Question 3 is approved in Massachusetts

News

Massachusetts voters Tuesday passed a groundbreaking ballot question that will mandate all pork, veal, and eggs farmed and sold in Massachusetts come from pigs, calves, and laying hens not confined to ultratight quarters.

While voters in other states have banned certain farming practices through referenda, no ballot measure has outlawed the sale of products from animals raised in a particular way. That means the result of Question 3 will affect farms around the country, and grocery stores from Pittsfield to Provincetown.

The animal welfare initiative, which will take effect in 2022, was leading 78 percent to 22 percent with 58 percent of precincts reporting just after 11 p.m.
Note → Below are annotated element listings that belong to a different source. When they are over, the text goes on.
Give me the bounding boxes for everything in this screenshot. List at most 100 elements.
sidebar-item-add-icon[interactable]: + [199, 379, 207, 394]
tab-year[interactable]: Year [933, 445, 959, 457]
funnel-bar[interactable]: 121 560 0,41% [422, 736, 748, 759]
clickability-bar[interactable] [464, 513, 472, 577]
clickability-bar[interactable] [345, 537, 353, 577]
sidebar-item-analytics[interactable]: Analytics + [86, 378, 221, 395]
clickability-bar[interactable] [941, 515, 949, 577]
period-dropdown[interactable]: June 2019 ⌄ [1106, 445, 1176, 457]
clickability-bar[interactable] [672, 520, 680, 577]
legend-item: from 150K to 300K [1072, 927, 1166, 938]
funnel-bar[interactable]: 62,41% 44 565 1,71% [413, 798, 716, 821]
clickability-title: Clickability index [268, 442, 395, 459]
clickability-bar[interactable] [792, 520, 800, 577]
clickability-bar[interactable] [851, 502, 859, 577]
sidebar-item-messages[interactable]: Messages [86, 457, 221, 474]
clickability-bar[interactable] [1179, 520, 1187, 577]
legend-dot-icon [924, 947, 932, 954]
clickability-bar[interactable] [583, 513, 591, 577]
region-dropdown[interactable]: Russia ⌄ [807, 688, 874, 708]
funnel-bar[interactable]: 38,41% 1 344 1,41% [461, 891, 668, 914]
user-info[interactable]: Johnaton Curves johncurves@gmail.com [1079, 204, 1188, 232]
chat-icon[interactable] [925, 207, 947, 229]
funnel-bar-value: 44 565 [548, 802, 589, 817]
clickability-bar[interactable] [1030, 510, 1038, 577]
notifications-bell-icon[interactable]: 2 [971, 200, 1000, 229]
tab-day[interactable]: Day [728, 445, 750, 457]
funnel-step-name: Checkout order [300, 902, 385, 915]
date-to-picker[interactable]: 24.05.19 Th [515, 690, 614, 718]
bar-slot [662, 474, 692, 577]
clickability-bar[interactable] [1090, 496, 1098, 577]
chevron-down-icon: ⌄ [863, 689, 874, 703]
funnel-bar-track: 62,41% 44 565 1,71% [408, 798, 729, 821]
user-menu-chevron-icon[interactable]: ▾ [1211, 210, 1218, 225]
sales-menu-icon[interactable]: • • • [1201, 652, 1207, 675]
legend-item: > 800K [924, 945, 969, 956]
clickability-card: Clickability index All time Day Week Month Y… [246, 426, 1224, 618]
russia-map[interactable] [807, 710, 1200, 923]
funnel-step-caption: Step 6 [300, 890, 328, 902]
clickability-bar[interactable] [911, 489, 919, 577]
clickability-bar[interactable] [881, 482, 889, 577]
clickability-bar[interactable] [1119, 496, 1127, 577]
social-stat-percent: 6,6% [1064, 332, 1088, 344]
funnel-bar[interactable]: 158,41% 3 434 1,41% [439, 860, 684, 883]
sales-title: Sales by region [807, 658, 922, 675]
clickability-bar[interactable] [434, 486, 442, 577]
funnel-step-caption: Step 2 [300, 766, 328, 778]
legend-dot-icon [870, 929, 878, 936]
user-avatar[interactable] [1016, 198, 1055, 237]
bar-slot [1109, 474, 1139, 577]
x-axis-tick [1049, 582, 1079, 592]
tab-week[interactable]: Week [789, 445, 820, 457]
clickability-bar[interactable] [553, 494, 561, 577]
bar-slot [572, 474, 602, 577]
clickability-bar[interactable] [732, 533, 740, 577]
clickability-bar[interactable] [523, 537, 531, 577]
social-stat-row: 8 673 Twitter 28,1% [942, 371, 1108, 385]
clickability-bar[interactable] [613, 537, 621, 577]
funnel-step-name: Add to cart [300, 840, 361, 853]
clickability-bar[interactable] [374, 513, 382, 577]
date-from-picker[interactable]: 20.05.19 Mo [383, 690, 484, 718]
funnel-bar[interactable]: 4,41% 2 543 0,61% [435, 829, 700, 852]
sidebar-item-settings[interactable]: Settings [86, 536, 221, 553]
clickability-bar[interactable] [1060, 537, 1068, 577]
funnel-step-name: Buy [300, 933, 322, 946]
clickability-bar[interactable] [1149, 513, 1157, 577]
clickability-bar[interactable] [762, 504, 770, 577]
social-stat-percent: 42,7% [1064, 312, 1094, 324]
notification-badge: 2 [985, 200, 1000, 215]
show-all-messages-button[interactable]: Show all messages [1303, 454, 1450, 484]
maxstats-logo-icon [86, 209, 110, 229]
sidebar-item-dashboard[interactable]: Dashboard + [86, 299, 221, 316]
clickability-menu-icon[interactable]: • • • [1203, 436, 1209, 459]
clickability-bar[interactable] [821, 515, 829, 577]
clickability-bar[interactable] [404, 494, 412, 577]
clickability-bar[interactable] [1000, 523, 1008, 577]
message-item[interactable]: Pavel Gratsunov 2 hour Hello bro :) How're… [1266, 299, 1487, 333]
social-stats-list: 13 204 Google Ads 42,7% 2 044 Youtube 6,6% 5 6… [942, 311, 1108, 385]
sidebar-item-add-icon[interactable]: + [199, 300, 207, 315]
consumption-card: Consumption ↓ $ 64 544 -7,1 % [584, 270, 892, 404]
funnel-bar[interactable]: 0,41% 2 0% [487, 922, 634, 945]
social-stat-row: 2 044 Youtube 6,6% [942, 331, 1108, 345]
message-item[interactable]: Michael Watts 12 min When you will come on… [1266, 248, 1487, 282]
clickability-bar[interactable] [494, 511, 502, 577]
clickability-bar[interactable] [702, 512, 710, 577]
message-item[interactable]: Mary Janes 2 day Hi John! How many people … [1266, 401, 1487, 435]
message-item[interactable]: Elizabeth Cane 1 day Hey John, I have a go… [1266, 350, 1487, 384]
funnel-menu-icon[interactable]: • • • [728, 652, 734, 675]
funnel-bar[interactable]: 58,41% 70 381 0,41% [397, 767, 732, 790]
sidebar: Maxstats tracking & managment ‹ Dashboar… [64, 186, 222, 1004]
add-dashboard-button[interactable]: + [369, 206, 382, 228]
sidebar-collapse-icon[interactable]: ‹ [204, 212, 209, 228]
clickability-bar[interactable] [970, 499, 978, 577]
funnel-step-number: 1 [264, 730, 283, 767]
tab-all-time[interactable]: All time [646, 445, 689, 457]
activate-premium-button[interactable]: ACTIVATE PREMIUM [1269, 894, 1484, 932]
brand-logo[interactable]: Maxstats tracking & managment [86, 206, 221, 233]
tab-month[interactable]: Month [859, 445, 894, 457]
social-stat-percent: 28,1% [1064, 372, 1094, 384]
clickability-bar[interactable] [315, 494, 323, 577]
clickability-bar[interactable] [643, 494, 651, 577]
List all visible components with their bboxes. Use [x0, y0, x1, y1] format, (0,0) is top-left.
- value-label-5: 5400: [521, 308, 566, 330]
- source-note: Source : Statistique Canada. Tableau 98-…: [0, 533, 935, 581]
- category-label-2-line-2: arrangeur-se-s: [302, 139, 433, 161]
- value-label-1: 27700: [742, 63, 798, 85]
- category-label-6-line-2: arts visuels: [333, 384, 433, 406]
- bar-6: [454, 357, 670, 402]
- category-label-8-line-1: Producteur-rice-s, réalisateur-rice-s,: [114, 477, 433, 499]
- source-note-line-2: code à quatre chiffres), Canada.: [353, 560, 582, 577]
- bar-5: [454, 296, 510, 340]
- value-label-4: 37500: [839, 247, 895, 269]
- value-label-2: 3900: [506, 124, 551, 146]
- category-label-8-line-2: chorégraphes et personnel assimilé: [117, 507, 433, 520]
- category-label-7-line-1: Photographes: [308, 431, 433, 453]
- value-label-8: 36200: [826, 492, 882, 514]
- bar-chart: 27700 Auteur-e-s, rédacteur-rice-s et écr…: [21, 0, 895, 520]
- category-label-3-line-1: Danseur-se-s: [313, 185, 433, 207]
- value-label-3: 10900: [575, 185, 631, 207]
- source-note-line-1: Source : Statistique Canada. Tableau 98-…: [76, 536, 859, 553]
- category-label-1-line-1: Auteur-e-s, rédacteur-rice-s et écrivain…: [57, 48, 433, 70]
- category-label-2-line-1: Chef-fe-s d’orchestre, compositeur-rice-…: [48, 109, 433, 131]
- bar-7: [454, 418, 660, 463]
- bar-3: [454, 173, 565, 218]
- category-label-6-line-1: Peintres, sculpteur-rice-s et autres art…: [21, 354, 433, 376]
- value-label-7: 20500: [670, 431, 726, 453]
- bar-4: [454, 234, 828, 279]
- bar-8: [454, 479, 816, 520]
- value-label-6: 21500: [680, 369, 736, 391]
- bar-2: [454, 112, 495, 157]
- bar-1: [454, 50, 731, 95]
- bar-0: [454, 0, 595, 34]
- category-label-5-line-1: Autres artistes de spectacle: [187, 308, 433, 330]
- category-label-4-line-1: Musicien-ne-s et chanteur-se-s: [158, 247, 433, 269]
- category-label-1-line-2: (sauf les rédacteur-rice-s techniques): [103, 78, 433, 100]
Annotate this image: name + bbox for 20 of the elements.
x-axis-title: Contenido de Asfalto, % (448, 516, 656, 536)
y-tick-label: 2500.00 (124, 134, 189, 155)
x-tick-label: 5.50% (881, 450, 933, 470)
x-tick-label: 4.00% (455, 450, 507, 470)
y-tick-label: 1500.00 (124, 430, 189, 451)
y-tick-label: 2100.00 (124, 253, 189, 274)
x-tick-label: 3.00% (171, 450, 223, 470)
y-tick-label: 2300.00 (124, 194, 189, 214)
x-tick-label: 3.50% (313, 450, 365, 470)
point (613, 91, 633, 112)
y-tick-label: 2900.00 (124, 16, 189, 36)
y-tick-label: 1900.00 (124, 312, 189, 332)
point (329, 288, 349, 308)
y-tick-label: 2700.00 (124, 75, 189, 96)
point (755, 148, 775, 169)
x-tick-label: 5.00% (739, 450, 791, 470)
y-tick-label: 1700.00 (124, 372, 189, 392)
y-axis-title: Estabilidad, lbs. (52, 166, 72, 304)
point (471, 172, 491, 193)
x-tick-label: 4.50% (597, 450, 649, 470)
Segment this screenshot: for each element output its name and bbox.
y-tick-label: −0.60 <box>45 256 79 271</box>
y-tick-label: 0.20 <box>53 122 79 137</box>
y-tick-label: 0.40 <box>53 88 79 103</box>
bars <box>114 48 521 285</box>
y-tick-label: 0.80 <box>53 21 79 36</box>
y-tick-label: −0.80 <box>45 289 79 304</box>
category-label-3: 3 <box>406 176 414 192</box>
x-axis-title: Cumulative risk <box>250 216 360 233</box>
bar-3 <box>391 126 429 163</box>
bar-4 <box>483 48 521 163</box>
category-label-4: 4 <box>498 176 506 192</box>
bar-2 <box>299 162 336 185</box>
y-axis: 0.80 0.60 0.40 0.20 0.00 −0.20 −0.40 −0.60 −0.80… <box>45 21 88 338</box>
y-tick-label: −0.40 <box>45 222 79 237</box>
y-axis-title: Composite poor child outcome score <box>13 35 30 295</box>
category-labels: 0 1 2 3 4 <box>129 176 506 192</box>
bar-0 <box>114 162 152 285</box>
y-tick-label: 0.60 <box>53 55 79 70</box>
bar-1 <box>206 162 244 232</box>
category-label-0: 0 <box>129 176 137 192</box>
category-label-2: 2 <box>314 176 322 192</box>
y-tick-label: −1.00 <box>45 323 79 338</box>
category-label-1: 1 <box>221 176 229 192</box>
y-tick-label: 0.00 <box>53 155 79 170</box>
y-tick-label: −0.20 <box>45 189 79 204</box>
“It’s a historic advancement for animal welfare,” said Paul Shapiro, vice president of policy at the Humane Society of the United States, the main backer of the measure.

“To have an entire state declare that cruelty to farm animals is such a pressing matter that it is establishing a retail standard to ensure that animals are able to at least engage in basic movement really sends a powerful signal,” he said.

Opponents — the agricultural industry and some advocates for low-income people — say the measure is certain to spike prices on key food staples.

In particular, they point to the mandate that all eggs sold in Massachusetts be from cage-free hens, saying that will raise the cost of a key source of protein and, effectively, create a regressive tax with an outsize impact on poor families.

In one of the TV ads against the measure, Diane Sullivan, a Medford mother who managed the opposition campaign and has struggled with poverty herself, called the initiative “a new food tax our low-income and working poor neighbors can least afford.”

But polling showed voters were predisposed to vote for the measure, and proponents outspent opponents by millions of dollars, according to state campaign finance filings.

Advocates, including the Massachusetts Society for the Prevention of Cruelty to Animals, say the current conditions are unspeakably savage, with many hens housed in cages in which each bird has less space than an 8½-by-11-inch piece of paper, and pregnant sows trapped in spaces so tight they are unable to move. The referendum, they argue, is just a modest measure to ensure animals can stand up, turn around, and spread their limbs.

But the farm industry says current practices are humane, safe, and the most efficient way for consumers to have access to low-cost food.

Estimates of how much egg prices could change range from about 12 cents more per dozen to nearly $1 more per dozen.

But there’s no way to know how much prices will go up until it goes into effect. Starting in 2022, the law will mandate all Massachusetts farms and businesses produce and sell eggs only from cage-free hens; pork from pigs not raised in or born of a sow raised in a small crate; and veal from calves not raised in very tight enclosures.

Because Massachusetts is not a farming-heavy state, even opponents of the measure say the impact on farms here will be minimal. But they have a deeper worry.

Organizations like the National Pork Producers Council allege the end goal of the measure — and the Humane Society — is to raise the price and reduce the consumption of meat, as part of a “vegan agenda.”

Officials with the Humane Society deny that charge and say their goal is to simply make sure animals aren’t treated so cruelly.

Sullivan, the top opponent of Question 3, hinted that Tuesday’s result might not be the final word on the matter. She said the referendum “opened my eyes to this food policy debate” and “my work on this has just begun.”

Opponents are likely to eventually file a federal lawsuit over the new law, according to one person familiar with their strategy. They are expected to allege that the voter-approved measure — which will ban the sale in Massachusetts of certain products from other states — infringes on constitutionally protected interstate commerce.

The Humane Society says several federal courts have ruled on similar animal protection measures and have found them to be wholly consistent with the Constitution.